I am not sure that anyone specifically told me that the second time would be easier because you are equipped with knowledge and experience, but this is certainly something I believed to my core. But this second time is leaving me in a tizzy.
With Henry, everything leading up to labor and the onset of labor felt like, what I imagined in my head, textbook steps. I lost the plug, 4 days later I had the show, less than 24 hours later contractions began. I didn’t have any braxton hicks contractions. I knew immediately what I was experiencing was the real deal. Low heat in my back, lots of pressure that wrapped around to my belly. As time went on, pain increased. I timed them. I knew not to call until things had progressed to a certain point. I called. I went in. I had a baby. Easy peasy.
This time. Oh. This. Time. I am driving myself absolutely crazy because my body is driving me absolutely crazy. About a week ago I started having braxton hicks contractions. For two hour periods in the evening, usually after I finally sat down for the day. Just as I knew the real contractions were real, I know these ones were not. No back heat or pain. No pain at all, really. Just a clamping down across my belly. I would call it more a nuisance than anything. They are happening daily. Sometimes while I’m sleeping and they wake me up and I have to lay there until they pass knowing that nothing is happening.

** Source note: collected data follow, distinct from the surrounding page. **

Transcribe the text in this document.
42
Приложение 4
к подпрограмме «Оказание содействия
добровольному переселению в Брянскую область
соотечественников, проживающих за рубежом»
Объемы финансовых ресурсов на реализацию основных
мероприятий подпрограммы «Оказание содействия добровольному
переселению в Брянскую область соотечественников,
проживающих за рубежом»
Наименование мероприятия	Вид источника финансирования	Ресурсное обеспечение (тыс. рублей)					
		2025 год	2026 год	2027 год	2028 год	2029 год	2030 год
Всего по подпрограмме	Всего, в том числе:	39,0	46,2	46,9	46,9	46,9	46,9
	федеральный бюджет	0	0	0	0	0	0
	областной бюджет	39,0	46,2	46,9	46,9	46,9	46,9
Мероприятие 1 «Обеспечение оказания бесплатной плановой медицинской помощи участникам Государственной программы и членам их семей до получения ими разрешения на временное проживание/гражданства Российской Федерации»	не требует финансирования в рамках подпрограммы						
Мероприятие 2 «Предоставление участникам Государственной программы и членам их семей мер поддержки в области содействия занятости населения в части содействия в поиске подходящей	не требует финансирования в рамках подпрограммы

Meanwhile, baby 2 has dropped. He is so low. I know he is. And people feel free to comment on this, too. A co-worker stopped me yesterday and exclaimed, “That kid is so low he’s going to reach out and give you a high-five!” or “Are you able to even sit any more?” People. I technically have 24 days until my due date. I also do not require your commentary. I am aware of the physical placement of the human being in my body.
Then yesterday I had my 36 week and some odd days (I would know that precisely with Henry) OB appointment. I didn’t let my Kansas OB check me for dilation because I felt it was either going to get my hopes up or make me feel discouraged. And dilation and effacement doesn’t mean anything in the end about the onset of labor. You can be dilated for weeks without going into labor. Or you can go from being 0cm to fully dilated in a 24 hour period. So this is information that I feel is unnecessary and would stress me out. My plan this time around was not to be checked.
I had to get the Group B step test done and before I had a chance to comment she had already checked my cervix. Well, at that point I wasn’t going to let her know something that I wasn’t going to know. So, here we are 3cm dilated with an official medical diagnosis of “Woah, your baby is low!” Then yesterday there were more indications that my body was moving toward labor – thanks gross things happening! And last night I spent 90 minutes timing real contractions (or I thought they were real…), followed by 30 minutes of braxton hicks, and then they eventually stopped. But that was between 1:30-4:00am. At least I got to finish that episode of The Voice. Needless to say, I’m exhausted today. And confused. SO CONFUSED.
I feel like my uterus is saying, “Hey, Body! I’ve done this before. I know what I’m doing. Wanna see what I can do? LOOK LOOK! OVER HERE!” and my body is saying, “Uterus, shut up. No one cares what you have to say. Can you just keep quiet? You’re annoying.” And so I am having these stutter/stops. It is making me doubt everything. I am no longer sure I’ll know what a real contraction feels like because my body is in a constant cramp with pressure on my pelvis. I am a lady that likes to be in the know. And my body isn’t being cooperative in providing the information I would like. I am frustrated. And tired. And am going to rage like mad if this baby, my uterus, and my body continue to have this argument for three more weeks.
A shining moment from yesterday: I had a prenatal massage. I have never had one before. The super cushy belly hole was pure magic. I laid on my belly for the first time in many months. Glorious! Trevor, my massage therapist, looked like someone that should hang out a biker bar. He cracked me up. I was a little hesitant about him at first. And then I thought… wait… a big burly guy? Yes. This is EXACTLY who should give massages! I was uncomfortable for the first 30 seconds of the massage worrying about someone touching my squishy body, but then I realized two things. 1) Trevor is a professional 2) I have a human being growing inside my body… squishiness is acceptable. Then I actually managed to relax and enjoy the rest of the hour. For 59 and a half magical minutes I didn’t feel like I was pregnant. And that is about the best review one can give a prenatal masseuse.
I will conclude this with the following: I’m cranky. And tired. Sorry to those who are required to interact with me.